Using incredible real images and data, Horizon brings these Martian landmarks to life - from vast plains to towering volcanoes, from deep valleys to hidden underground caverns. This film also shows where to land, where to live and even where to hunt for traces of extra-terrestrial life.
This is the ultimate traveller's guide to Mars.
A billion miles from home, running low on fuel, and almost out of time. After 13 years traversing the Saturn system, the spacecraft Cassini is plunging to a fiery passing, becoming part of the very planet it has been exploring. As it embarks on its final assignment - a one-way trip into the heart of Saturn - Horizon celebrates the incredible achievements and discoveries of a mission that has changed the way we see the solar system.

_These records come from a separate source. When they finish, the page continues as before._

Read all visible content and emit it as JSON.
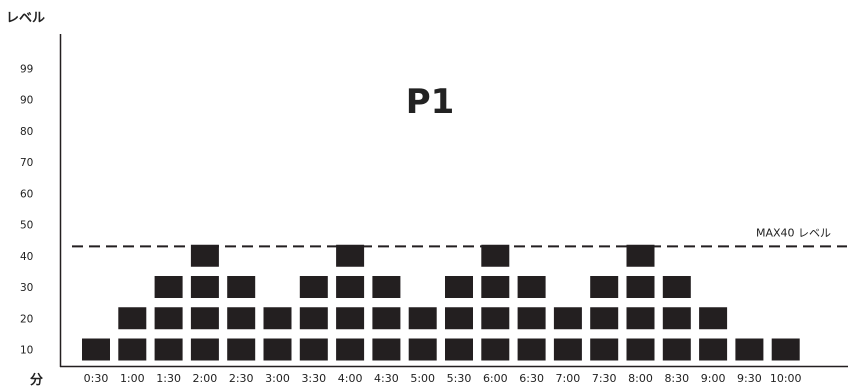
{
  "chart_data": {
    "type": "bar",
    "title": "P1",
    "ylabel": "レベル",
    "xlabel": "分",
    "y_tick_labels": [
      "10",
      "20",
      "30",
      "40",
      "50",
      "60",
      "70",
      "80",
      "90",
      "99"
    ],
    "categories": [
      "0:30",
      "1:00",
      "1:30",
      "2:00",
      "2:30",
      "3:00",
      "3:30",
      "4:00",
      "4:30",
      "5:00",
      "5:30",
      "6:00",
      "6:30",
      "7:00",
      "7:30",
      "8:00",
      "8:30",
      "9:00",
      "9:30",
      "10:00"
    ],
    "values": [
      10,
      20,
      30,
      40,
      30,
      20,
      30,
      40,
      30,
      20,
      30,
      40,
      30,
      20,
      30,
      40,
      30,
      20,
      10,
      10
    ],
    "max_line": {
      "value": 43,
      "label": "MAX40 レベル"
    },
    "bar_color": "#231f20",
    "line_color": "#231f20"
  }
}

Strange new worlds with gigantic ice geysers, hidden underground oceans that could harbour life and a brand new moon coalescing in Saturn's magnificent rings. As the world says goodbye to the great explorer Cassini, Horizon will be there for with a ringside seat for its final moments.
How does a person know their gender? Do they see themselves as male or female, or somewhere in between? More and more people around the world do not identify with the gender they were assigned to at birth. Increasingly, people are expressing their gender identity outside of the 'norms', and the lines of gender are becoming more blurred than ever. This film explores what it actually means to be transgender, and what happens when a person transitions psychologically, physically and biologically. We follow a number of transgender people going through their own transition. From a socially transitioning transwoman to two young transmen embarking on hormones, to a transwoman going through gender confirmation surgery - we get a snapshot into what transitioning and being transgender is really like from those living it. We also hear from experts in the field of gender and find out how modern medicine is helping people to transition their gender. And we explore where gender identity actually comes from.